1 Computational Foundations
Modern deep learning is defined by scale. The largest language models contain over a trillion parameters, require terabytes of memory, and demand thousands of petaFLOP compute days to train. Before exploring techniques to make this scale accessible to researchers and engineers with limited resources (you), we must first develop tools for reasoning about the computational requirements of these models.
This chapter develops the fundamental arithmetic of deep learning: how numbers are represented in hardware, how much memory a model consumes during inference and training, and how many floating-point operations each forward and backward pass requires.
1.1 Number Representation
All computation on modern hardware operates on finite representations of numbers. Understanding these representations is essential for reasoning about memory consumption, numerical precision, and the tradeoffs that arise when training at reduced precision.

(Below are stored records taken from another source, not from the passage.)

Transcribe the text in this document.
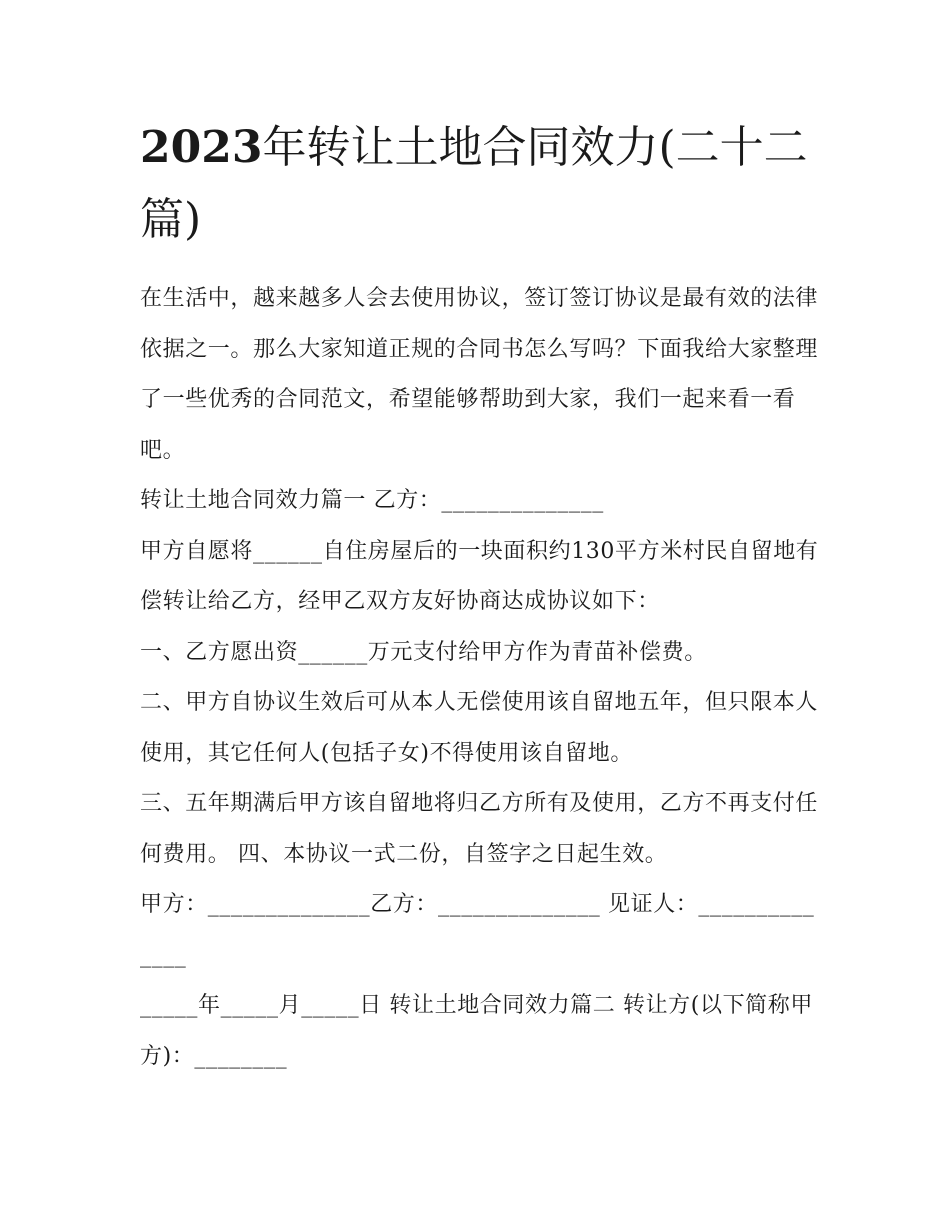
2023年转让土地合同效力(二十二篇)

在生活中，越来越多人会去使用协议，签订签订协议是最有效的法律依据之一。那么大家知道正规的合同书怎么写吗？下面我给大家整理了一些优秀的合同范文，希望能够帮助到大家，我们一起来看一看吧。

转让土地合同效力篇一 乙方：______________

甲方自愿将______自住房屋后的一块面积约130平方米村民自留地有偿转让给乙方，经甲乙双方友好协商达成协议如下：

一、乙方愿出资______万元支付给甲方作为青苗补偿费。

二、甲方自协议生效后可从本人无偿使用该自留地五年，但只限本人使用，其它任何人(包括子女)不得使用该自留地。

三、五年期满后甲方该自留地将归乙方所有及使用，乙方不再支付任何费用。 四、本协议一式二份，自签字之日起生效。

甲方：______________乙方：______________ 见证人：______________

_____年_____月_____日 转让土地合同效力篇二 转让方(以下简称甲方)：________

A bit is a single binary digit taking the value 0 or 1. A byte is a string of 8 bits, capable of representing \(2^8 = 256\) distinct values. In INT8 representation, each number is stored using 8 bits (1 byte). Using a signed representation, INT8 can encode integers in the range \([-127, 127]\), giving \(2^8 = 256\) distinct values.
Integer representations are simple and memory-efficient—each INT8 value occupies exactly one byte—but they cannot represent fractional values or numbers outside a narrow range. We would struggle to do deep learning with this data type. This motivates the use of floating-point systems.
A floating-point number consists of three components (the term “floating point” refers to the fact that the radix point can float relative to the significant digits):
- Sign bit (\(s\)): determines whether the number is positive or negative.
- Exponent (\(e\)): an integer that sets the magnitude (range) of the number.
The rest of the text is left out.